Artist’s impression of a galaxy forming stars within powerful outflows of material blasted out from supermassive black holes at its core. (ESO/M. Kornmesser)

Artist’s impression of a galaxy forming stars within powerful outflows of material blasted out from supermassive black holes at its core. (ESO/M. Kornmesser)

A star being consumed by a black hole may seem quite common.  But, news of stars being formed alongside a black hole could be something to notice!

But that’s just what a UK-led group of astronomers say they recently discovered.

While they were studying the ongoing collision of two galaxies, known jointly as IRAS F23128-5919, the researchers found what they say are the first confirmed observations of stars forming inside the blasts of material that pour out from a supermassive black hole located at the center of one of the galaxies.

These colliding galaxies are located about 600 million light-years from Earth.
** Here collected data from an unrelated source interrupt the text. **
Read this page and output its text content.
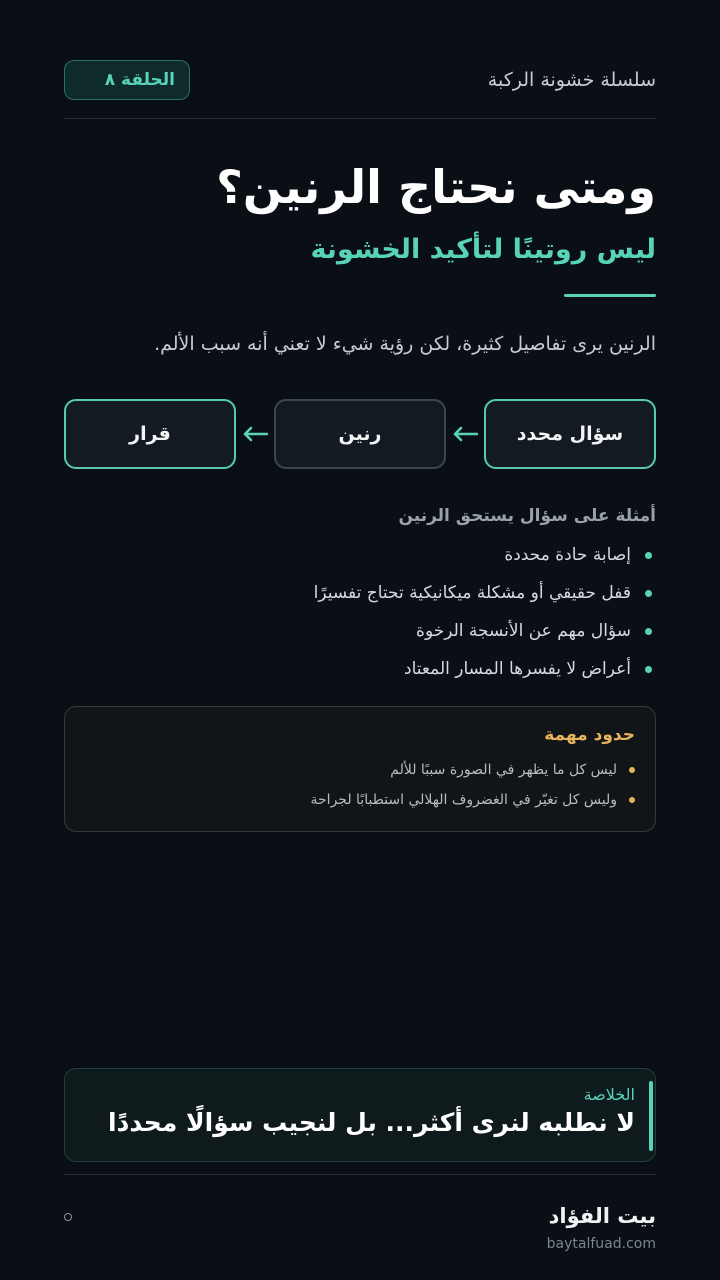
سلسلة خشونة الركبة
الحلقة ٨
ومتى نحتاج الرنين؟
ليس روتينًا لتأكيد الخشونة

الرنين يرى تفاصيل كثيرة، لكن رؤية شيء لا تعني أنه سبب الألم.

سؤال محدد
رنين
قرار
أمثلة على سؤال يستحق الرنين
إصابة حادة محددة
قفل حقيقي أو مشكلة ميكانيكية تحتاج تفسيرًا
سؤال مهم عن الأنسجة الرخوة
أعراض لا يفسرها المسار المعتاد
حدود مهمة
ليس كل ما يظهر في الصورة سببًا للألم
وليس كل تغيّر في الغضروف الهلالي استطبابًا لجراحة

الخلاصة

لا نطلبه لنرى أكثر... بل لنجيب سؤالًا محددًا

بيت الفؤاد
baytalfuad.com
The astronomers provide the details of their discovery and findings in a study recently published in the journal Nature.

As a black hole devours a star or other cosmic object, it heats gas in the surrounding area.

But, a black hole, despite its voracious appetite, can gobble up only so much incoming material at one time.

What remains is blown out from the abyss with powerful and dense winds, and goes on to form a ring of material surrounding the black hole called an accretion disk.

When the black hole gets hungry again, its tremendous gravity pulls material from this accretion disk into its event horizon, or the point where nothing, not even light can escape its powerful gravity.

The Multi Unit Spectroscopic Explorer (MUSE), an extremely powerful and innovative 3D spectrograph with a wide field of view is attached to ESO's Very Large Telescope (VLT). (ESO)

The Multi Unit Spectroscopic Explorer (MUSE), an extremely powerful and innovative 3D spectrograph with a wide field of view is attached to ESO’s Very Large Telescope (VLT). (ESO)

The team of scientists studied the newborn stars with spectroscopic instruments called the Multi Unit Spectroscopic Explorer (MUSE) and X-shooter mounted on the Very Large Telescope (VLT) at the European Southern Observatory’s La Silla Paranal Observatory in Chile.

The researchers say the newborn stars they discovered in this turbulent environment are less than ten million years old.

An initial data analysis suggests that the stars are hotter and brighter than other stars that are born in less hostile surroundings such as in the galactic disk itself.

The scientists say they were also were able to establish the motion and velocity of the stars, noting that most of the observed newborn stars are moving away from the galaxy’s center at tremendous speed.

However, study co-author Helen Russell from the Institute of Astronomy at the UK’s University of Cambridge says new stars that form in the winds closest to the center of the galaxy might slow down in their movements, and perhaps even travel backwards toward the black hole.

She also notes that the stars formed farther out from the galactic center not only don’t decelerate, but can even fly out of the galaxy altogether.